Friday, October 11, 2013

Tungsten Replicator Filters: A trove of golden secrets unveiled

UPDATE: This post is obsolete, for most of the URLs referenced here have been removed by the contents owner.


Since I joined the company in late 2010, I have known that one of the strong points of Tungsten Replicator is its ability of setting filters. The amazing capabilities offered by Tungsten filters cannot be fully grasped unless we explain how stage replication works.

There are several default stages in the replication stream. Every stage has an extraction task and an apply task. The extraction task will get data from the previous step repository and the apply task will save the data to the next repository, which can be either a temporary storage (memory queue, THL file) or the final destination (slave database server). Consider that the architecture allows developers to add stages, and you will appreciate its full power. For every stage, we can insert one or more filter between the two tasks. This architecture gives us ample freedom to design our pipelines.


Tungsten Replication stages

What’s more interesting, filters in Tungsten can be of two types:

  • built-in filters, written in Java, which require users to compile and build the software before the filter is available;
  • Javascript filters, which can do almost everything the built-in scripts can do, but don’t require recompiling. All you need is deploy the filter in the appropriate folder, and run a tpm command to install or update the replicator.

The Tungsten team has developed a large number of filters, either to achieve general purpose pipeline control (such as renaming objects, excluding or including schemas and tables from replication) or filters providing very specific tasks that were needed to meet customer requirements or to help implementing heterogeneous pipelines (such as converting ENUM and SET columns to strings, dropping UPDATE and DELETE events, normalize DDL, etc). There are 23 built-in and 18 Javascript filters available. They were largely undocumented, or sparsely documented in the code.

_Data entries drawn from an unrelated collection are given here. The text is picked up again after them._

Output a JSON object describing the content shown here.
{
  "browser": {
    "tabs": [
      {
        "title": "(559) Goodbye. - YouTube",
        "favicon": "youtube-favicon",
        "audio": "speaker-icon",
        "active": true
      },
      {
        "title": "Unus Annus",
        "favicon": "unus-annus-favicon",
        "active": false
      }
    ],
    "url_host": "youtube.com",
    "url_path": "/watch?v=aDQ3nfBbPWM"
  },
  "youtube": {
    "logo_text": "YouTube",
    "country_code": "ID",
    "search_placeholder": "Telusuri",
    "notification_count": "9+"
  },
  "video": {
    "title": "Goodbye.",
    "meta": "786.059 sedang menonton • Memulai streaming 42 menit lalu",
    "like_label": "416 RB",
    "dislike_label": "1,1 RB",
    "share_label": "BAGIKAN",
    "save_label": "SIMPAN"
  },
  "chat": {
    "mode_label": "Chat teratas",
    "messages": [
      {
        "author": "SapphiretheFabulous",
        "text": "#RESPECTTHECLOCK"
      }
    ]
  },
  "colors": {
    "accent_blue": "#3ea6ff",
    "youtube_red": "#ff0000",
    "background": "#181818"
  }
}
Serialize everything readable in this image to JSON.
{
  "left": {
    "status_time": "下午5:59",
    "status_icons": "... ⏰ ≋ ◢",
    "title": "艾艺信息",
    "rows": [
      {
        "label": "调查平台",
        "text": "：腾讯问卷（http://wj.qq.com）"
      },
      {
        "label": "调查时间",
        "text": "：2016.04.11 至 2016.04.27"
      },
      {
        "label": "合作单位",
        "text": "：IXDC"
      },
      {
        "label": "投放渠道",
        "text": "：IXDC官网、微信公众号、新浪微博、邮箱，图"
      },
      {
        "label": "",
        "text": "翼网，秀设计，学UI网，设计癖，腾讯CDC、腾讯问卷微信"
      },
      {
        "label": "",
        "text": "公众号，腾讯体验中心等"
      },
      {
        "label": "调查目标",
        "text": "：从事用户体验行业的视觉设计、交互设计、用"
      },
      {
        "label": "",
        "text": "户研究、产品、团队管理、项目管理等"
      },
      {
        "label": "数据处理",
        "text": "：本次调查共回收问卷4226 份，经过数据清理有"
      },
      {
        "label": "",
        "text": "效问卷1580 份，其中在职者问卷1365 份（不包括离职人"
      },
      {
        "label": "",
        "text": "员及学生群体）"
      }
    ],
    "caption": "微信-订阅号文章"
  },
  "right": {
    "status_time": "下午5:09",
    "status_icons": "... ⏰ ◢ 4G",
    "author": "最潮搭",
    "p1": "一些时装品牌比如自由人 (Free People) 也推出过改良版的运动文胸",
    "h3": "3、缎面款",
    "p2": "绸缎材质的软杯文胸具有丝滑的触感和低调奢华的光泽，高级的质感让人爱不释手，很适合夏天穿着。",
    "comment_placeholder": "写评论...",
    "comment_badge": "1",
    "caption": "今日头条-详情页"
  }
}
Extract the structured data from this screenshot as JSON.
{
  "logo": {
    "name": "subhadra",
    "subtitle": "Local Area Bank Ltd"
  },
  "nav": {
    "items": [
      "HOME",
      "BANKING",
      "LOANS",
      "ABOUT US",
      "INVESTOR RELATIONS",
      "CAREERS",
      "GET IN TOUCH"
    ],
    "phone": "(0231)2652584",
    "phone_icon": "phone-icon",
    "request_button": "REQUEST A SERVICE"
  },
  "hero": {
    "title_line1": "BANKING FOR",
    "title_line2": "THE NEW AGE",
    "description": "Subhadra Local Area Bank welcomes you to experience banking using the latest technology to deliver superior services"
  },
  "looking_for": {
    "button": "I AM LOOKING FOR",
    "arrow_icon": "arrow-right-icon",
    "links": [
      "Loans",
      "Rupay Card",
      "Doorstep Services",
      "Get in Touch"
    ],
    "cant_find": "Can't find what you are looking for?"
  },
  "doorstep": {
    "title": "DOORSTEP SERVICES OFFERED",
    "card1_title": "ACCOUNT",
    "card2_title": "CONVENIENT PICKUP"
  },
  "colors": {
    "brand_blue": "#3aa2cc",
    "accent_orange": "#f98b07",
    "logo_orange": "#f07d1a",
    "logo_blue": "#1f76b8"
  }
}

Now, thanks to my colleague MC Brown, Continuent director of documentation, the treasure is there for the taking.

Tungsten filters are a beautiful feature to explore, but also a powerful tool for users with special needs who want to create their own customized pipeline. A word of warning, though. Filters are powerful and sometimes fun to implement and use, but they don’t come free. There are two main things to keep in mind:

  • Using more than one filter for the same stage may result in performance loss. The amount of performance loss depends on the stage and on your systems resources. For example if your replication weakest point is data transfer across the network, adding two or three filters to this stage (remote-to-thl) will make things worse. If you can apply the filter to the previous or next stages, you may achieve your purpose without many side effects. As always, the advice is: “test, benchmark, repeat.”
  • Filters that alter data (such as exclude schemas or table, drop events) will make the slave unsuitable for promotion. You should always ask yourself if the filter may make the slave a lousy master, and if it does, make sure you have at least another slave that is replicating without filters.

As a final parting thought, be aware that yours truly and the above-mentioned MC Brown will be speaking at Percona Live London 2013, with a full, take-no-prisoners, 6 hours long complete Tungsten Replicator tutorial, where we will cover filters and give some explosive and sensational examples.

2 comments:

Unknown said...

Data Charmer,

I have clicked on all of the provided links which redirects me to error 404.

Thank you.
Sai

Giuseppe Maxia said...

Unfortunately, the URLs used in this article were removed by the contents owner. Sorry for the inconvenience.